Compte tenu de l’appréciation négative que nous faisons de l’évolution prévisible de l’école maternelle française, malgré l’avis favorable donné par les parents d’élèves buressois, nous voterons contre cette décision.
Le Maire : Monsieur COLLET...
Patrice COLLET : Vous pourrez noter encore une fois que l’on vote pour, cette fois-ci, s'il vous plaît. On vote pour parce que l’on pense que cette configuration a quand même pas mal d’avantages pour les enfants, notamment le fait qu’il y ait moins de décharges à temps partiel et que c’est très favorable pour l’enseignement.
Le Maire : Je partage totalement votre point de vue, Monsieur COLLET. À cela, j’ajoute la personnalité et la compétence de la directrice de la maternelle qui va prendre en charge tout l’établissement.
Je n’ai pas de raison de penser non plus qu’il n’y a personne d’autre directeur d’école en France qui soit capable de diriger ce groupe scolaire, Monsieur TREILLE, une fois que la directrice actuelle ne sera plus là.
J’y vois, pour le coup, moi, en tant que maire, un avantage. Au regard du projet de rénovation de l’école, le fait d’avoir un seul interlocuteur, c’est bien, c’est positif.

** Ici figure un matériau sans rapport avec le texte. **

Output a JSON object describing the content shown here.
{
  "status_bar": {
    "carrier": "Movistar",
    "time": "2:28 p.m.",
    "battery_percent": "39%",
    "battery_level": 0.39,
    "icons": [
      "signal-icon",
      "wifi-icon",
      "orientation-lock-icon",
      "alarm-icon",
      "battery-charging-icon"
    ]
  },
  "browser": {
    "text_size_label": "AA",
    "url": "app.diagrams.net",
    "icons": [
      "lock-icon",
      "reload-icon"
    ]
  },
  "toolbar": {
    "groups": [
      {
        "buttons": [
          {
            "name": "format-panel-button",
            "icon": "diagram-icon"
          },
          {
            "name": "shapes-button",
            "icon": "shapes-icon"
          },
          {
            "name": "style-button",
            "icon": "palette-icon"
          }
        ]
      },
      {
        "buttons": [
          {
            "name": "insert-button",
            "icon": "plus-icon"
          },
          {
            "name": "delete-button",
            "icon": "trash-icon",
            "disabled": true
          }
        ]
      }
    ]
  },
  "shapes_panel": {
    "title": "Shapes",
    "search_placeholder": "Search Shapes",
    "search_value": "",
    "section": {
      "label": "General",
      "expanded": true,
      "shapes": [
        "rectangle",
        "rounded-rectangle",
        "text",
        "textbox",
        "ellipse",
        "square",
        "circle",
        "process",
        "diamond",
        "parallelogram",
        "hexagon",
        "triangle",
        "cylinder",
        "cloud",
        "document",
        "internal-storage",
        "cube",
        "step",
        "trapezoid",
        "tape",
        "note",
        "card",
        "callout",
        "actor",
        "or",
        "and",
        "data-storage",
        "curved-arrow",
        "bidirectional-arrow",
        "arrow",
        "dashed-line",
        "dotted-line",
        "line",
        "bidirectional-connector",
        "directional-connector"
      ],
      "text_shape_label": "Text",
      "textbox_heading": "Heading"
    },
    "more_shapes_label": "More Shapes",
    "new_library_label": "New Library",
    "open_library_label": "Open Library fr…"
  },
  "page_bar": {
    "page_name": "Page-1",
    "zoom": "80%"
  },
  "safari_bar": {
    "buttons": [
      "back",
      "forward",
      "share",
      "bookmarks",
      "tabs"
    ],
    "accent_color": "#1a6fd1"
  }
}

En tout cas, je sais que la directrice actuelle va mettre une énergie énorme dans cette fonction, donc honnêtement, je ne m’inquiète pas beaucoup.
Thierry PRADÈRE : Je suis un peu embêté. Vous venez de dire que vous n’avez pas de raison de penser que l’on ne trouverait pas une nouvelle directrice qui va bien. Je n’ai pas de raison de penser que l’on ne trouvera pas d’instructeur de permis de construire compétent et pourtant, on ne trouve pas, si je vous crois.
Aujourd’hui, je suis gêné par l’écart de perception qu’ont les parents d’élèves et les élus, mais je pense que c’est lié au fait que l’on n’a pas le même rôle ni la même temporalité.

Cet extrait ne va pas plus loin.